First Silicon Quantum Computer: Quantum Motion delivers the industry’s first full-stack silicon CMOS quantum computer to the UK’s NQCC.
Scalable Architecture: Uses standard 300mm CMOS wafer technology, enabling millions of qubits for fault-tolerant computing.
Data-Center Friendly: Compact design fits in three 19-inch server racks, compatible with standard data-center environments.
Silicon quantum computing has reached a key moment with Quantum Motion’s delivery of the industry’s first full-stack quantum computer using standard silicon Complementary Metal-Oxide-Semiconductor (CMOS) technology. Installed at the United Kingdom’s National Quantum Computing Centre (NQCC) on September 15, 2025, this system marks the first silicon spin-qubit computer integrated into the NQCC’s Quantum Computing Testbed Programme. By leveraging the same transistor technology found in conventional computers, Quantum Motion demonstrates a scalable, mass-producible approach to quantum computing that could transform industries like healthcare and energy.
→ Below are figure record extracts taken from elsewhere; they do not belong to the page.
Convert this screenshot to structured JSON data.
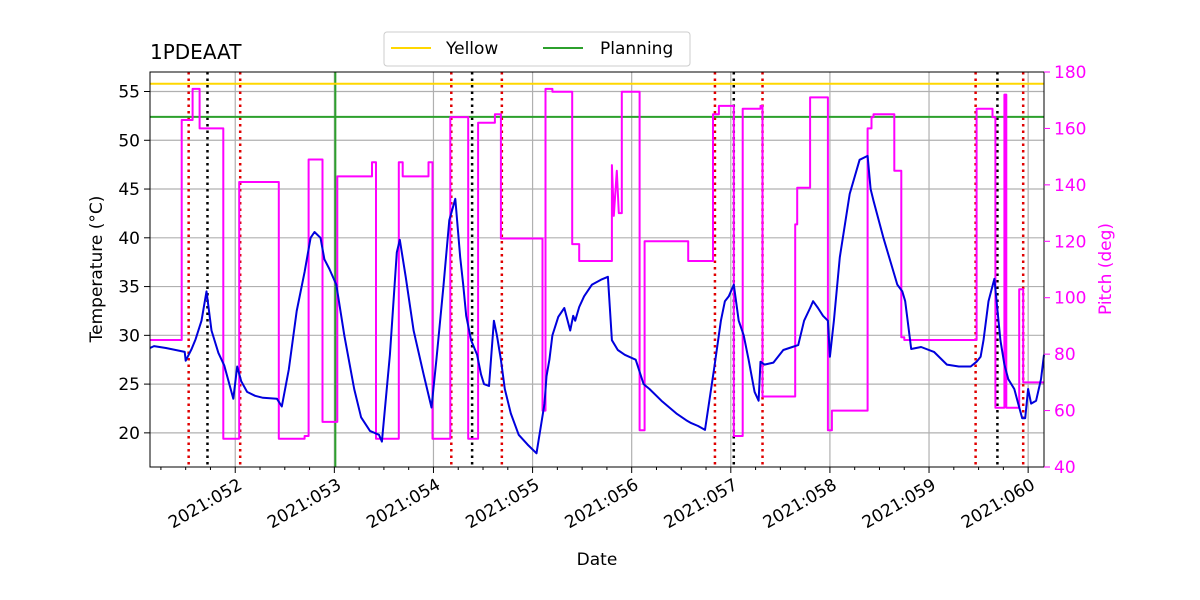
{
  "chart_data": {
    "type": "line",
    "title": "1PDEAAT",
    "xlabel": "Date",
    "ylabel_left": "Temperature ($^\\circ$C)",
    "ylabel_left_display": "Temperature (°C)",
    "ylabel_right": "Pitch (deg)",
    "x_unit": "day of year 2021",
    "xlim": [
      51.14,
      60.16
    ],
    "ylim_left": [
      16.5,
      57.0
    ],
    "ylim_right": [
      40,
      180
    ],
    "x_ticks": [
      52,
      53,
      54,
      55,
      56,
      57,
      58,
      59,
      60
    ],
    "x_tick_labels": [
      "2021:052",
      "2021:053",
      "2021:054",
      "2021:055",
      "2021:056",
      "2021:057",
      "2021:058",
      "2021:059",
      "2021:060"
    ],
    "y_ticks_left": [
      20,
      25,
      30,
      35,
      40,
      45,
      50,
      55
    ],
    "y_ticks_right": [
      40,
      60,
      80,
      100,
      120,
      140,
      160,
      180
    ],
    "grid": true,
    "legend": {
      "placement": "top-center outside",
      "entries": [
        {
          "label": "Yellow",
          "color": "#ffd700"
        },
        {
          "label": "Planning",
          "color": "#2ca02c"
        }
      ]
    },
    "hlines": [
      {
        "name": "Yellow",
        "y": 55.8,
        "color": "#ffd700"
      },
      {
        "name": "Planning",
        "y": 52.4,
        "color": "#2ca02c"
      }
    ],
    "vlines": [
      {
        "x": 53.01,
        "color": "#2ca02c",
        "style": "solid"
      },
      {
        "x": 51.53,
        "color": "#e00000",
        "style": "dotted"
      },
      {
        "x": 52.05,
        "color": "#e00000",
        "style": "dotted"
      },
      {
        "x": 54.18,
        "color": "#e00000",
        "style": "dotted"
      },
      {
        "x": 54.69,
        "color": "#e00000",
        "style": "dotted"
      },
      {
        "x": 56.84,
        "color": "#e00000",
        "style": "dotted"
      },
      {
        "x": 57.32,
        "color": "#e00000",
        "style": "dotted"
      },
      {
        "x": 59.47,
        "color": "#e00000",
        "style": "dotted"
      },
      {
        "x": 59.95,
        "color": "#e00000",
        "style": "dotted"
      },
      {
        "x": 51.72,
        "color": "#000000",
        "style": "dotted"
      },
      {
        "x": 54.39,
        "color": "#000000",
        "style": "dotted"
      },
      {
        "x": 57.03,
        "color": "#000000",
        "style": "dotted"
      },
      {
        "x": 59.69,
        "color": "#000000",
        "style": "dotted"
      }
    ],
    "series": [
      {
        "name": "Temperature",
        "axis": "left",
        "color": "#0000dd",
        "x": [
          51.14,
          51.18,
          51.3,
          51.35,
          51.49,
          51.5,
          51.56,
          51.6,
          51.66,
          51.71,
          51.76,
          51.83,
          51.89,
          51.98,
          52.02,
          52.06,
          52.12,
          52.2,
          52.28,
          52.42,
          52.47,
          52.54,
          52.62,
          52.7,
          52.76,
          52.8,
          52.86,
          52.9,
          52.95,
          53.02,
          53.1,
          53.2,
          53.27,
          53.36,
          53.45,
          53.48,
          53.56,
          53.63,
          53.66,
          53.72,
          53.8,
          53.9,
          53.98,
          54.03,
          54.1,
          54.16,
          54.22,
          54.27,
          54.3,
          54.33,
          54.38,
          54.44,
          54.48,
          54.51,
          54.56,
          54.61,
          54.64,
          54.68,
          54.72,
          54.78,
          54.86,
          54.95,
          55.04,
          55.12,
          55.14,
          55.17,
          55.2,
          55.26,
          55.32,
          55.38,
          55.41,
          55.43,
          55.47,
          55.52,
          55.6,
          55.69,
          55.76,
          55.8,
          55.86,
          55.93,
          56.04,
          56.12,
          56.18,
          56.3,
          56.45,
          56.55,
          56.6,
          56.67,
          56.74,
          56.83,
          56.9,
          56.94,
          56.98,
          57.03,
          57.08,
          57.13,
          57.18,
          57.24,
          57.28,
          57.3,
          57.34,
          57.43,
          57.53,
          57.62,
          57.68,
          57.74,
          57.8,
          57.83,
          57.88,
          57.93,
          57.98,
          58.0,
          58.04,
          58.1,
          58.2,
          58.3,
          58.38,
          58.41,
          58.44,
          58.54,
          58.68,
          58.73,
          58.76,
          58.82,
          58.92,
          59.05,
          59.18,
          59.3,
          59.37,
          59.42,
          59.48,
          59.52,
          59.55,
          59.6,
          59.66,
          59.72,
          59.76,
          59.8,
          59.86,
          59.9,
          59.94,
          59.97,
          60.0,
          60.03,
          60.08,
          60.13,
          60.16
        ],
        "y": [
          28.7,
          28.9,
          28.7,
          28.6,
          28.3,
          27.4,
          28.6,
          29.6,
          31.5,
          34.5,
          30.5,
          28.2,
          26.9,
          23.5,
          26.8,
          25.3,
          24.2,
          23.8,
          23.6,
          23.5,
          22.7,
          26.5,
          32.5,
          36.5,
          40.0,
          40.6,
          40.0,
          37.8,
          36.8,
          35.2,
          30.0,
          24.5,
          21.6,
          20.2,
          19.8,
          19.1,
          28.0,
          38.5,
          39.8,
          36.0,
          30.5,
          26.0,
          22.6,
          27.5,
          35.0,
          41.8,
          44.0,
          38.0,
          35.2,
          32.0,
          29.5,
          28.0,
          26.0,
          25.0,
          24.8,
          31.5,
          30.0,
          27.5,
          24.5,
          22.0,
          19.8,
          18.8,
          17.9,
          23.0,
          25.8,
          27.5,
          30.0,
          31.9,
          32.8,
          30.5,
          32.0,
          31.5,
          32.9,
          34.0,
          35.2,
          35.7,
          36.0,
          29.5,
          28.5,
          28.0,
          27.5,
          25.0,
          24.5,
          23.3,
          22.0,
          21.3,
          21.0,
          20.7,
          20.3,
          26.5,
          31.5,
          33.5,
          34.0,
          35.2,
          31.5,
          30.0,
          27.5,
          24.2,
          23.3,
          27.3,
          27.0,
          27.2,
          28.5,
          28.8,
          29.0,
          31.5,
          32.8,
          33.5,
          32.8,
          32.0,
          31.5,
          27.8,
          31.5,
          38.0,
          44.5,
          48.0,
          48.4,
          45.0,
          43.8,
          40.0,
          35.2,
          34.5,
          33.5,
          28.6,
          28.8,
          28.3,
          27.0,
          26.8,
          26.8,
          26.8,
          27.3,
          27.8,
          29.5,
          33.5,
          35.8,
          29.5,
          27.0,
          25.5,
          24.5,
          23.0,
          21.5,
          21.5,
          24.5,
          23.0,
          23.3,
          25.5,
          28.0
        ]
      },
      {
        "name": "Pitch",
        "axis": "right",
        "color": "#ff00ff",
        "x": [
          51.14,
          51.46,
          51.46,
          51.57,
          51.57,
          51.64,
          51.64,
          51.88,
          51.88,
          52.04,
          52.04,
          52.44,
          52.44,
          52.7,
          52.7,
          52.74,
          52.74,
          52.88,
          52.88,
          52.96,
          52.96,
          53.03,
          53.03,
          53.38,
          53.38,
          53.42,
          53.42,
          53.65,
          53.65,
          53.69,
          53.69,
          53.95,
          53.95,
          53.99,
          53.99,
          54.17,
          54.17,
          54.35,
          54.35,
          54.45,
          54.45,
          54.62,
          54.62,
          54.68,
          54.68,
          55.1,
          55.1,
          55.13,
          55.13,
          55.2,
          55.2,
          55.4,
          55.4,
          55.47,
          55.47,
          55.8,
          55.8,
          55.82,
          55.85,
          55.87,
          55.9,
          55.9,
          56.08,
          56.08,
          56.13,
          56.13,
          56.57,
          56.57,
          56.82,
          56.82,
          56.88,
          56.88,
          57.03,
          57.03,
          57.12,
          57.12,
          57.3,
          57.3,
          57.32,
          57.32,
          57.65,
          57.65,
          57.67,
          57.67,
          57.8,
          57.8,
          57.98,
          57.98,
          58.02,
          58.02,
          58.38,
          58.38,
          58.42,
          58.42,
          58.44,
          58.44,
          58.65,
          58.65,
          58.72,
          58.72,
          58.75,
          58.75,
          59.35,
          59.35,
          59.48,
          59.48,
          59.64,
          59.64,
          59.67,
          59.67,
          59.76,
          59.76,
          59.78,
          59.78,
          59.91,
          59.91,
          59.95,
          59.95,
          60.03,
          60.03,
          60.16
        ],
        "y": [
          85,
          85,
          163,
          163,
          174,
          174,
          160,
          160,
          50,
          50,
          141,
          141,
          50,
          50,
          51,
          51,
          149,
          149,
          56,
          56,
          56,
          56,
          143,
          143,
          148,
          148,
          50,
          50,
          148,
          148,
          143,
          143,
          148,
          148,
          50,
          50,
          164,
          164,
          50,
          50,
          162,
          162,
          165,
          165,
          121,
          121,
          60,
          60,
          174,
          174,
          173,
          173,
          119,
          119,
          113,
          113,
          147,
          129,
          145,
          130,
          130,
          173,
          173,
          53,
          53,
          120,
          120,
          113,
          113,
          165,
          165,
          168,
          168,
          51,
          51,
          167,
          167,
          168,
          168,
          65,
          65,
          126,
          126,
          139,
          139,
          171,
          171,
          53,
          53,
          60,
          60,
          160,
          160,
          164,
          164,
          165,
          165,
          145,
          145,
          86,
          86,
          85,
          85,
          85,
          85,
          167,
          167,
          164,
          164,
          61,
          61,
          172,
          172,
          61,
          61,
          103,
          103,
          70,
          70,
          70,
          70
        ]
      }
    ]
  }
}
The system integrates Quantum Motion’s Quantum Processing Unit (QPU) with a user-friendly interface and control stack compatible with industry-standard software frameworks like Qiskit and Cirq. For example, this compatibility allows developers to seamlessly adapt existing quantum algorithms to the platform. Occupying just three 19-inch server racks, the system includes a dilution refrigerator and control electronics, with auxiliary equipment designed to sit separately. This compact, data-center-friendly footprint supports upgrades to larger QPUs without altering the system’s physical layout, ensuring long-term scalability.
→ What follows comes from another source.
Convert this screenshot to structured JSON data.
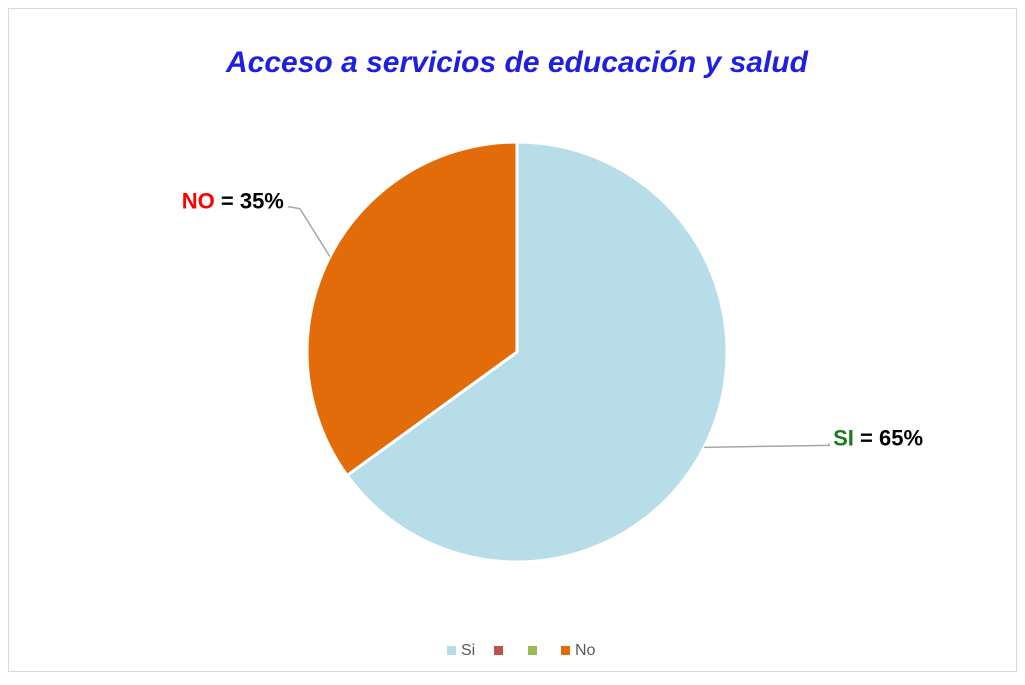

“This is quantum computing’s silicon moment,”
— James Palles-Dimmock, CEO, Quantum Motion
A Scalable Quantum Future
Unlike other quantum computing approaches, Quantum Motion employs high-volume industrial chipmaking to produce qubits using 300mm CMOS wafer technology from commercial foundries. This method, rooted in the same processes used for mobile phones and AI GPUs, enables the creation of dense, scalable qubit arrays. Consequently, the architecture supports expansion to millions of qubits per QPU, paving the way for fault-tolerant, utility-scale quantum computing. Additionally, the system incorporates AI-driven machine-learning tuning for automated control and calibration, enhancing operational efficiency.
Quantum Motion’s QPU utilizes a tile-based architecture, integrating compute, readout, and control elements into a repeatable pattern on the chip. This design not only facilitates scalability but also allows for straightforward upgrades by swapping in next-generation QPUs. For instance, organizations can adopt more advanced quantum processors without overhauling their infrastructure. The company’s focus on cryoelectronics—integrating qubits with control circuits that operate at cryogenic temperatures—further supports extreme scaling, addressing one of the biggest challenges in quantum computing today.
“The NQCC is accelerating UK quantum capabilities by evaluating a number of diverse hardware platforms by leading companies worldwide. The successful installation of Quantum Motion’s system marks an important step forward in the NQCC’s quantum computing testbeds initiative.”
— Dr Michael Cuthbert, Director of NQCC
Real-World Impact and Collaboration
The deployment at the NQCC, a key part of the UK’s National Quantum Technologies Programme (NQTP), positions Quantum Motion as a leader in silicon quantum computing. The NQCC collaborates with businesses, government, and researchers to scale quantum technologies, and this system will undergo rigorous testing to map real-world applications onto its architecture. For example, potential applications include faster drug discovery in healthcare and optimized energy grids for clean energy, as highlighted by UK Science Minister Lord Vallance. Quantum Motion’s interdisciplinary team of over 100 specialists across the UK, US, Australia, and Spain drives this innovation, combining expertise in quantum theory, hardware, and software engineering.
“Our National Quantum Computing Centre offers a unique space for innovators to trial new quantum technologies. This new form of quantum computer from Quantum Motion will take this groundbreaking technology another step closer to commercial viability – which could help support healthcare with faster drug discovery or clean energy by optimising energy grids.”
— Lord Vallance, UK Science Minister
Quantum Motion’s efforts extend beyond the NQCC, with involvement in the SiQEC silicon quantum error correction project and DARPA’s Quantum Benchmarking Initiative (QBI). By focusing on fault-tolerant systems, the company aims to solve intractable problems in fields like chemistry, materials science, and artificial intelligence. With this delivery, Quantum Motion is poised to bring commercially viable quantum computers to market this decade, offering a scalable, user-centric solution that could redefine computing. To explore this technology further, stakeholders can engage with Quantum Motion’s platform at the NQCC or through their ongoing projects.